After spending two days away from work, colleagues, and business attire, it’s no wonder people moan at the thought of coming back to the job duties they left last week. A recent study in the British newspaper, the Telegraph, reports most people find Monday mornings so difficult, they won’t smile until 11:46 a.m. It’s time to stop fearing the new work week wake up call. Here are three things you can do to make Monday morning arrivals much easier.

Better Bed Times
Yes, it’s tempting to take advantage of your weekend by staying out late and sleeping in. There’s nothing wrong with going out and enjoying the company of others, but too much tampering with your sleep schedule can come with a price. Try to avoid staying up too late on Fridays and Saturdays and sleeping in too late during the weekend. You could be spending all week trying to get back on track for two nights of fun.

Waking up earlier may not be a popular option for your weekend, but who knows, you might actually like getting up earlier once you see how much you can get done. Keeping a consistent sleep schedule all week can help you feel energized and ready to face the work week. With all your energy, you could make sure your work week ends strongly to avoid dreading a large Monday workload.

Build Blueprints for Your Work Week
A winning way to avoid dreading the call of Monday is to re-strategize your work week. Try managing your time more efficiently while at work. This could be as simple as setting certain times each day to check your email or voicemail instead of stopping what you’re doing when you receive one, to as complex as establishing obtainable goals throughout the week to keep you on track. This way, you won’t have a pile of work to worry about while you are supposed to be taking time off. Also, on Fridays, it can be helpful to take a moment to set your schedule for the next week, giving you a clear plan to return to.

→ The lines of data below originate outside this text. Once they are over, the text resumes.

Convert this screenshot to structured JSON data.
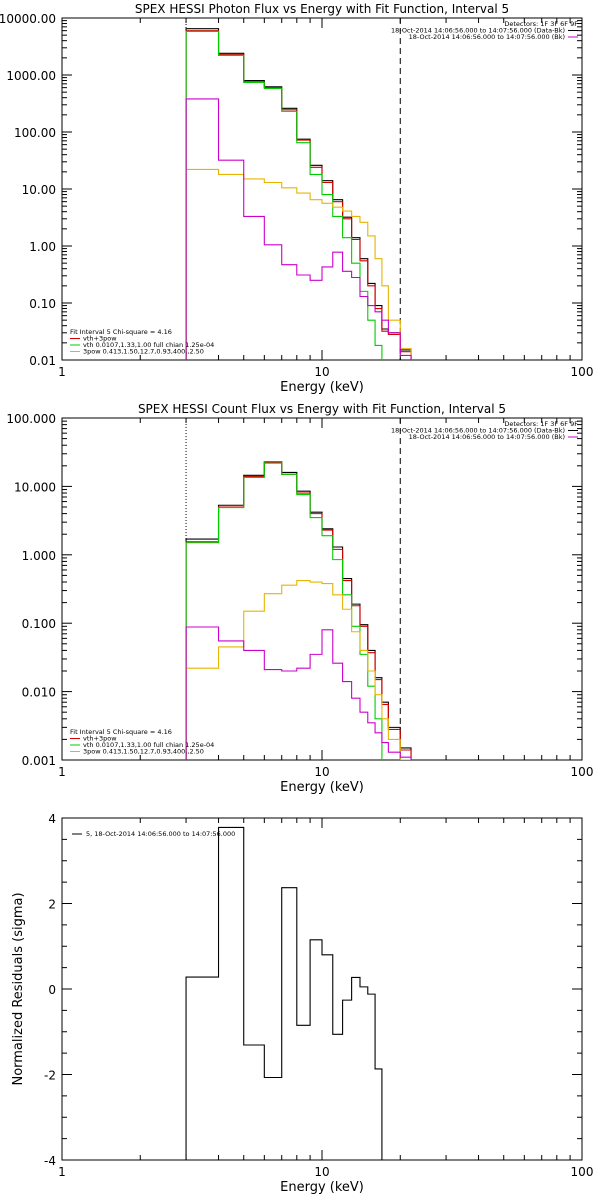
{
  "colors": {
    "data": "#000000",
    "total_fit": "#d40000",
    "thermal": "#00cc00",
    "powerlaw": "#e8b400",
    "background": "#cc00cc"
  },
  "chart_data": [
    {
      "type": "line",
      "step": true,
      "title": "SPEX HESSI Photon Flux vs Energy with Fit Function, Interval 5",
      "xlabel": "Energy (keV)",
      "ylabel": "",
      "xscale": "log",
      "yscale": "log",
      "xlim": [
        1,
        100
      ],
      "ylim": [
        0.01,
        10000
      ],
      "xticks": [
        {
          "value": 1,
          "label": "1"
        },
        {
          "value": 10,
          "label": "10"
        },
        {
          "value": 100,
          "label": "100"
        }
      ],
      "yticks": [
        {
          "value": 0.01,
          "label": "0.01"
        },
        {
          "value": 0.1,
          "label": "0.10"
        },
        {
          "value": 1,
          "label": "1.00"
        },
        {
          "value": 10,
          "label": "10.00"
        },
        {
          "value": 100,
          "label": "100.00"
        },
        {
          "value": 1000,
          "label": "1000.00"
        },
        {
          "value": 10000,
          "label": "10000.00"
        }
      ],
      "vlines": [
        {
          "x": 3,
          "style": "dotted"
        },
        {
          "x": 20,
          "style": "dashed"
        }
      ],
      "legend_top": {
        "lines": [
          {
            "text": "Detectors: 1F 3F 6F 9F",
            "color": ""
          },
          {
            "text": "18-Oct-2014 14:06:56.000 to 14:07:56.000 (Data-Bk)",
            "color": "data"
          },
          {
            "text": "18-Oct-2014 14:06:56.000 to 14:07:56.000 (Bk)",
            "color": "background"
          }
        ]
      },
      "legend_bottom": {
        "lines": [
          {
            "text": "Fit Interval 5   Chi-square = 4.16",
            "color": ""
          },
          {
            "text": "vth+3pow",
            "color": "total_fit"
          },
          {
            "text": "vth 0.0107,1.33,1.00  full chian 1.25e-04",
            "color": "thermal"
          },
          {
            "text": "3pow 0.413,1.50,12.7,0.93,400.,2.50",
            "color": "powerlaw"
          }
        ]
      },
      "bin_edges": [
        3,
        4,
        5,
        6,
        7,
        8,
        9,
        10,
        11,
        12,
        13,
        14,
        15,
        16,
        17,
        18,
        20,
        22
      ],
      "series": [
        {
          "key": "data",
          "color": "data",
          "values": [
            6500,
            2400,
            800,
            620,
            260,
            75,
            26,
            14,
            6.5,
            3.2,
            1.4,
            0.6,
            0.22,
            0.09,
            0.035,
            0.03,
            0.015
          ]
        },
        {
          "key": "total_fit",
          "color": "total_fit",
          "values": [
            6000,
            2300,
            760,
            600,
            245,
            72,
            24,
            13,
            6,
            3,
            1.3,
            0.55,
            0.2,
            0.08,
            0.032,
            0.028,
            0.014
          ]
        },
        {
          "key": "thermal",
          "color": "thermal",
          "values": [
            5800,
            2200,
            740,
            580,
            230,
            65,
            18,
            8,
            3.3,
            1.4,
            0.5,
            0.16,
            0.05,
            0.018
          ]
        },
        {
          "key": "powerlaw",
          "color": "powerlaw",
          "values": [
            22,
            18,
            15,
            13,
            10.5,
            8.5,
            6.5,
            5.6,
            4.8,
            4.1,
            3.3,
            2.6,
            1.5,
            0.6,
            0.2,
            0.05,
            0.016
          ]
        },
        {
          "key": "background",
          "color": "background",
          "values": [
            380,
            32,
            3.3,
            1.05,
            0.47,
            0.31,
            0.25,
            0.43,
            0.78,
            0.36,
            0.28,
            0.13,
            0.09,
            0.07,
            0.05,
            0.03,
            0.012
          ]
        }
      ]
    },
    {
      "type": "line",
      "step": true,
      "title": "SPEX HESSI Count Flux vs Energy with Fit Function, Interval 5",
      "xlabel": "Energy (keV)",
      "ylabel": "",
      "xscale": "log",
      "yscale": "log",
      "xlim": [
        1,
        100
      ],
      "ylim": [
        0.001,
        100
      ],
      "xticks": [
        {
          "value": 1,
          "label": "1"
        },
        {
          "value": 10,
          "label": "10"
        },
        {
          "value": 100,
          "label": "100"
        }
      ],
      "yticks": [
        {
          "value": 0.001,
          "label": "0.001"
        },
        {
          "value": 0.01,
          "label": "0.010"
        },
        {
          "value": 0.1,
          "label": "0.100"
        },
        {
          "value": 1,
          "label": "1.000"
        },
        {
          "value": 10,
          "label": "10.000"
        },
        {
          "value": 100,
          "label": "100.000"
        }
      ],
      "vlines": [
        {
          "x": 3,
          "style": "dotted"
        },
        {
          "x": 20,
          "style": "dashed"
        }
      ],
      "legend_top": {
        "lines": [
          {
            "text": "Detectors: 1F 3F 6F 9F",
            "color": ""
          },
          {
            "text": "18-Oct-2014 14:06:56.000 to 14:07:56.000 (Data-Bk)",
            "color": "data"
          },
          {
            "text": "18-Oct-2014 14:06:56.000 to 14:07:56.000 (Bk)",
            "color": "background"
          }
        ]
      },
      "legend_bottom": {
        "lines": [
          {
            "text": "Fit Interval 5   Chi-square = 4.16",
            "color": ""
          },
          {
            "text": "vth+3pow",
            "color": "total_fit"
          },
          {
            "text": "vth 0.0107,1.33,1.00  full chian 1.25e-04",
            "color": "thermal"
          },
          {
            "text": "3pow 0.413,1.50,12.7,0.93,400.,2.50",
            "color": "powerlaw"
          }
        ]
      },
      "bin_edges": [
        3,
        4,
        5,
        6,
        7,
        8,
        9,
        10,
        11,
        12,
        13,
        14,
        15,
        16,
        17,
        18,
        20,
        22
      ],
      "series": [
        {
          "key": "data",
          "color": "data",
          "values": [
            1.7,
            5.3,
            14.5,
            23,
            16,
            8.5,
            4.2,
            2.4,
            1.3,
            0.45,
            0.19,
            0.095,
            0.04,
            0.016,
            0.007,
            0.003,
            0.0015
          ]
        },
        {
          "key": "total_fit",
          "color": "total_fit",
          "values": [
            1.55,
            5,
            14,
            22,
            15,
            8,
            4,
            2.3,
            1.2,
            0.42,
            0.18,
            0.09,
            0.037,
            0.015,
            0.0065,
            0.0028,
            0.0014
          ]
        },
        {
          "key": "thermal",
          "color": "thermal",
          "values": [
            1.5,
            4.9,
            13.5,
            23,
            15,
            7.6,
            3.5,
            1.9,
            0.85,
            0.26,
            0.09,
            0.035,
            0.012,
            0.004
          ]
        },
        {
          "key": "powerlaw",
          "color": "powerlaw",
          "values": [
            0.022,
            0.045,
            0.15,
            0.27,
            0.36,
            0.42,
            0.4,
            0.38,
            0.26,
            0.16,
            0.075,
            0.04,
            0.02,
            0.009,
            0.004,
            0.002,
            0.001
          ]
        },
        {
          "key": "background",
          "color": "background",
          "values": [
            0.088,
            0.055,
            0.04,
            0.021,
            0.02,
            0.022,
            0.035,
            0.08,
            0.026,
            0.014,
            0.008,
            0.005,
            0.0035,
            0.0025,
            0.0018,
            0.0013,
            0.0011
          ]
        }
      ]
    },
    {
      "type": "line",
      "step": true,
      "title": "",
      "xlabel": "Energy (keV)",
      "ylabel": "Normalized Residuals (sigma)",
      "xscale": "log",
      "yscale": "linear",
      "xlim": [
        1,
        100
      ],
      "ylim": [
        -4,
        4
      ],
      "xticks": [
        {
          "value": 1,
          "label": "1"
        },
        {
          "value": 10,
          "label": "10"
        },
        {
          "value": 100,
          "label": "100"
        }
      ],
      "yticks": [
        {
          "value": -4,
          "label": "-4"
        },
        {
          "value": -2,
          "label": "-2"
        },
        {
          "value": 0,
          "label": "0"
        },
        {
          "value": 2,
          "label": "2"
        },
        {
          "value": 4,
          "label": "4"
        }
      ],
      "vlines": [],
      "legend_top": {
        "lines": [
          {
            "text": "5, 18-Oct-2014 14:06:56.000 to 14:07:56.000",
            "color": "data"
          }
        ]
      },
      "legend_bottom": {
        "lines": []
      },
      "bin_edges": [
        3,
        4,
        5,
        6,
        7,
        8,
        9,
        10,
        11,
        12,
        13,
        14,
        15,
        16,
        17,
        18,
        20
      ],
      "series": [
        {
          "key": "residuals",
          "color": "data",
          "values": [
            0.28,
            3.78,
            -1.31,
            -2.07,
            2.37,
            -0.85,
            1.15,
            0.8,
            -1.06,
            -0.26,
            0.27,
            0.05,
            -0.12,
            -1.87
          ]
        }
      ],
      "close_to_ymin": true
    }
  ]
}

While Wednesday can be known as “hump day,” that doesn’t mean you can’t set aside some time in the middle of the week to do something fun. Take some friends to the local game playing on a Wednesday night, have a girls’ night at the movies, attend an art or music class, or have a romantic night out with your spouse. You can’t fit all of your fun into two days, so give yourself some time to recharge from work during the week.

Take a Breather
When we try to cram so much into an entire weekend, we often forget the purpose of the weekend. We get days off to enjoy our lives and recharge our batteries. But we can’t recharge them if we’re always using them. We don’t always have to postpone chores like laundry or lawn mowing to the weekend if you divide them up in smaller chunks throughout the week.

A weekend full of too many fun activities can be draining and can make you feel unrested. Working while feeling fatigued can hurt your productivity at work and leave you more open to distractions. Make an effort to plan your weekend activities with events that leave you feeling content and fulfilled, not frazzled and imposed upon.

The Monday morning blues has become a kind of cultural tradition in the workplace. Employees tend to gather together to talk about how hard it is when you have “the Mondays.” But if you change a few behaviors, you’ll feel ready and able to take on Monday and every day. What are some ideas you have to avoid dreading coming back to work after your weekend?